Jennifer or Stephanie, I’m not sure which, noticed a
fake Oscar, presented to Bernie by the New Jersey State
Film Festival at a fund raiser, sitting on the desk next
to the computer. None of us remember it being there but
we can’t be sure. The computer, Stephanie says, could
easily have been left on, but on stand-by. Something,
she says, would have had to have touched the keys for
the computer to come back to life, so to speak.
Craig
says James doesn’t like the front door. He only uses the
back steps. He talks about walls being blocked. Craig
thinks maybe a door has been blocked. This is a
possibility. The building, according to Wister
Dougherty, whose family owned the building up until the
1960s when George Roth bought it, says he thinks 513 was
constructed around 1903 or so. He, himself was born
right in our office in 1931. Of course, it wasn’t our
office then, it was their home. Lots of things could
have changed in 102 years.
Ok, can we leave James behind now? He creeps me out. I
prefer the company of Joan and John and I’m tired of
sitting in the back room in the dark.
We move upstairs but not
much
is happening there, that I can remember or read in my
notes. Craig does see the letters L.E.A.C.H.
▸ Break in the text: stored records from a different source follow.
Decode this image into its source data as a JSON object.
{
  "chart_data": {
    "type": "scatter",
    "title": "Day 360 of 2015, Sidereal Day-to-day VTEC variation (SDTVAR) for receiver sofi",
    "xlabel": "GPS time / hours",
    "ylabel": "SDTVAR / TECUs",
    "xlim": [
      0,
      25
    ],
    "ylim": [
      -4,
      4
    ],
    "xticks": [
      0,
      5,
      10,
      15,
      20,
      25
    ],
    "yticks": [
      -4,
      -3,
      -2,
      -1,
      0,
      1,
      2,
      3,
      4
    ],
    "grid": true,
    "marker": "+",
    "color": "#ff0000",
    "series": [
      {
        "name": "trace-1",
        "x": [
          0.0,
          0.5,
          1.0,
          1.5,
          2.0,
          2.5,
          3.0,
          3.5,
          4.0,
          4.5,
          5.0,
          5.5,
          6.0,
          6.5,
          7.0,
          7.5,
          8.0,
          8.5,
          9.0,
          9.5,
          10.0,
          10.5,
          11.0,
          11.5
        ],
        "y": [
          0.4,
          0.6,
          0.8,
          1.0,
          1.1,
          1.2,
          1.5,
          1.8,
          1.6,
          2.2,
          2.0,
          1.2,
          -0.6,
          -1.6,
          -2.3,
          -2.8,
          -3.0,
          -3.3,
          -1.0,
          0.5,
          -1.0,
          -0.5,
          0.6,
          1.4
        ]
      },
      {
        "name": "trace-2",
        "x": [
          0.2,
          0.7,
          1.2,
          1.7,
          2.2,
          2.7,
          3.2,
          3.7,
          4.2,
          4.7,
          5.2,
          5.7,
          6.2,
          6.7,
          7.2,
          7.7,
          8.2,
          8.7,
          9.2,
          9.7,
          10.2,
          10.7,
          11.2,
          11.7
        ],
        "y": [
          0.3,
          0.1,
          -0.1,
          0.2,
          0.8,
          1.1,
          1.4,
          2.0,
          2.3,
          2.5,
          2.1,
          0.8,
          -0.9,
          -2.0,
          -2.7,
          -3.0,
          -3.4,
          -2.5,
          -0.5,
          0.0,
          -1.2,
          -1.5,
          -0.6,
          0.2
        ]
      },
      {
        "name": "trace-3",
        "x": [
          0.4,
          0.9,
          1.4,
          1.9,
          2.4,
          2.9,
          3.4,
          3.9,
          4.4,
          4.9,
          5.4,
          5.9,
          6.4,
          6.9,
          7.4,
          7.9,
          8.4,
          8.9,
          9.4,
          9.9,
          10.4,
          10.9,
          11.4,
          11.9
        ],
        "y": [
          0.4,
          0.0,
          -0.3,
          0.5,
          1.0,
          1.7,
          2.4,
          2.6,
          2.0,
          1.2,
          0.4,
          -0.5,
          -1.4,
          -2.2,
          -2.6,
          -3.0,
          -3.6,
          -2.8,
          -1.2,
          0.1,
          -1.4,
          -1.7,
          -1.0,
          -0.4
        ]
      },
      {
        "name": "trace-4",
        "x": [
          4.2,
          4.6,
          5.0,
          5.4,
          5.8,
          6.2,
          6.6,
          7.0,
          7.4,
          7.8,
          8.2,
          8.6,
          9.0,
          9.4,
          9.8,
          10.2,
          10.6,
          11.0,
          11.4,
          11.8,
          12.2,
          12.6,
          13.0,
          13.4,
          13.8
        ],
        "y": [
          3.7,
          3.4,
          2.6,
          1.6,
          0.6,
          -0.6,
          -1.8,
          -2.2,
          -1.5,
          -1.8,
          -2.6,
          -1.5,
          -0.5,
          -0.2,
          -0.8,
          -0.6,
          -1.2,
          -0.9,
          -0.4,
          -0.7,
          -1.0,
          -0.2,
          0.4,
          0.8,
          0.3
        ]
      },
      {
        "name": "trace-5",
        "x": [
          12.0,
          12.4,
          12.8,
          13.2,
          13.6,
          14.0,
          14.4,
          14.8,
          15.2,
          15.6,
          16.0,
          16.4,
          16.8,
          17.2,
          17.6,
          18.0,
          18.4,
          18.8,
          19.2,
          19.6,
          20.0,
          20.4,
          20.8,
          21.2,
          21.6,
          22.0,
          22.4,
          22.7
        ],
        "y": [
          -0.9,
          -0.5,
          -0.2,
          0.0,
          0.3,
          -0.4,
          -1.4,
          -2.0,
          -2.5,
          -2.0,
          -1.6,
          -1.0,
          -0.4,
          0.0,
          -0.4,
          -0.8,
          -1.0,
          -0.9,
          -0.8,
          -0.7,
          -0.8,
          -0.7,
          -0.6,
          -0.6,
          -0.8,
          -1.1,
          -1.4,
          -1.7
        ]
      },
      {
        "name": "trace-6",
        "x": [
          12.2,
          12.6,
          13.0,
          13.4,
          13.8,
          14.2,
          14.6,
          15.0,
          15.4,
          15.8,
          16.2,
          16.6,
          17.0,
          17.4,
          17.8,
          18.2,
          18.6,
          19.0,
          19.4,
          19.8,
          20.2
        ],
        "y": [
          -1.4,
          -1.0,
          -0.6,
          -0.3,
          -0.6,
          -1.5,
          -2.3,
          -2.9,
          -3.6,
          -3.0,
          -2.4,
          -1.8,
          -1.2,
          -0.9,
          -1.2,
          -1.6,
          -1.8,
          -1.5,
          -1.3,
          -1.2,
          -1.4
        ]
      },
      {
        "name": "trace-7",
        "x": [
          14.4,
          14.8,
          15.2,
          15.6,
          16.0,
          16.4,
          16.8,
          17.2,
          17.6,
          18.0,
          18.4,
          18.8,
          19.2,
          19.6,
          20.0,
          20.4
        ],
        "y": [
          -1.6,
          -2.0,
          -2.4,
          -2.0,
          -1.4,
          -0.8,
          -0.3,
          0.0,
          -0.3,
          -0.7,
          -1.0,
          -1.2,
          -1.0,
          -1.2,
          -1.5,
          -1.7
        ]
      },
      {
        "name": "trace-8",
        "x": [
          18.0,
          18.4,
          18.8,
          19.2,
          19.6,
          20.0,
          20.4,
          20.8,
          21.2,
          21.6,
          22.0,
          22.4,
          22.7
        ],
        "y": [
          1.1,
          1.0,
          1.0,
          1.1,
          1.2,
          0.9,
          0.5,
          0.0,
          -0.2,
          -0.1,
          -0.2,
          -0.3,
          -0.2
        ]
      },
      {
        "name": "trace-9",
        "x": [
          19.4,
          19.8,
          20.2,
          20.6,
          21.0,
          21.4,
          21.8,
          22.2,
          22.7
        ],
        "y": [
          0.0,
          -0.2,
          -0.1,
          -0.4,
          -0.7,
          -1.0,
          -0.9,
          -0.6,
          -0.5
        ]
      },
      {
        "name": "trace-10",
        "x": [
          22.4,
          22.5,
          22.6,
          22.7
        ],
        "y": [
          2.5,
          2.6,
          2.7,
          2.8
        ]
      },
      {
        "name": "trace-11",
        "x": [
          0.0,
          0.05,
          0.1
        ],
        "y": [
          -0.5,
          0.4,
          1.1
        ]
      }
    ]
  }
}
That spells Leach. Leach, of course, is an old Cape May
name. Joseph Leach owned The Cape May Ocean Wave. He
bought it three months after it was established by
Colonial Johnson in June 1854.
Joseph (we assume it is Joseph) cautions Craig to watch
out for the steps be cause
someone fell and broke their leg once and had to be in
bed for a while. Jennifer confirms someone did fall. And
it’s back down the stairs we march to the front office
where Craig gets into some serious channeling.
He starts naming names – Robert hand, Prudence, a
Pricilla, Betty Hand, Other names such as Amaryla,
Virgil, Marcy, Spice Leaming, Joseph Leach, Abigail
Hughes, oriental shop, haberdashery, Julia Jackson
twins, united, United States, Pearl Diver, Peter Boynton
“And Joan is still looking for the bagels. She’s worried
about things burning,” he says, The final message from
someone – Joan, Joseph, James who knows is: “I’m going
to give you an award.”
Who’s giving the award and to whom – no clue.
As I told you earlier, united states probably refers the
United States Hotel, which burned in 1869. However,
there was also a United States Cigar Store on our side
of the block built after the hotel fire. Arson was
suspected in the hotel fire. The suspected arsonist was
one Peter Boynton, aka, The Pearl Diver, who owned an
oriental shop next to the hotel. He was questioned by
authorities and later released.
So there you have it. Some things like the hotel
incident can be found in any history of Cape May. Other
things, like Joan and John – are not
common knowledge. In fact, there are only a handful of
people who would really know about them. Some things can
be explained. We’re not really sure where the fake Oscar
was when we started, nor if anyone accidentally touched
the keys of the computer to activate the screen. One
thing though, no one touched the lights – we tried later
and were unsuccessful in accidentally turning them on.
The door is another unexplainable incident. We can
explain away the noises – they could easily have come
from the air conditioning unit or from the Fudge Kitchen
– but the door is another matter. Stephanie locked the
door herself and was standing back there when it came
open again.
Here’s what I know – I think I’m going to try another
kind of assignment next October.
Happy Halloween. And Boo to you too.